On this hill, the parliamentarian armies laid siege to our royalist city in the valley below over four centuries ago. The men were so hungry they ate the cider apples in the orchards and the potatoes and robbed the farmhouses of bread and towards the end in extremis resorted to eating acorns. Difficult to imagine today in all this greenery and lushness. Indeed, the land is almost too perfectly cared for, too well manicured: wild flowers flourish along the lanes, no pesticides on these verges, no litter that I could see. A mystery solved when the landowner's name is spotted on a notice. Enough to convert one into a present-day royalist.



The hardest part of the walk was the last part, climbing the hill for the second time. A steep, hard pull. Near the summit we rested on a log on the edge of the wood in silence for five minutes or so. The field in front of us rose steeply, the line of the horizon curved like a giant's back recumbent against the sky. Raindrops on leaves. The moist smell of earth. The harsh call of a pheasant. The distant murmur of traffic, faint but just discernible. I hadn't wanted to come out this morning, had something on my mind, hadn't wanted to see anyone.

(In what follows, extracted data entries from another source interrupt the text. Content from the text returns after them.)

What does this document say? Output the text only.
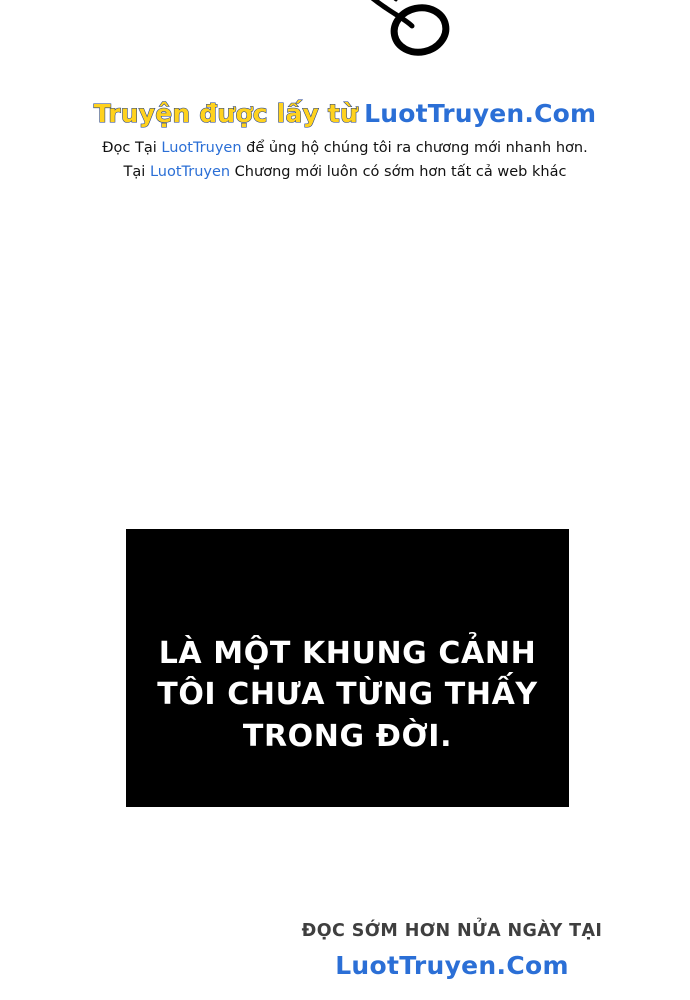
Truyện được lấy từ LuotTruyen.Com
Đọc Tại LuotTruyen để ủng hộ chúng tôi ra chương mới nhanh hơn.
Tại LuotTruyen Chương mới luôn có sớm hơn tất cả web khác
LÀ MỘT KHUNG CẢNH TÔI CHƯA TỪNG THẤY TRONG ĐỜI.
ĐỌC SỚM HƠN NỬA NGÀY TẠI
LuotTruyen.Com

Yet growing older, I have learned from experience that I don't always know what's good for me and consequently can be persuaded. By people I trust, by an uncertain yet stubborn faith in the apparently random flow of life.




"Shall we go?" my companion asks. We head for the car. Next stop, the house and a late lunch.

...

The shoulder still stiffens when I spend too long here at the computer. I overdid it on Friday and it took thirty six hours for the pain to subside. Thank god that nothing is obligatory in the blogosphere. Short posts, long posts. Whatever works. Right now, photographic posts seem to fit the bill. I love taking photographs and it's easier on the body than writing.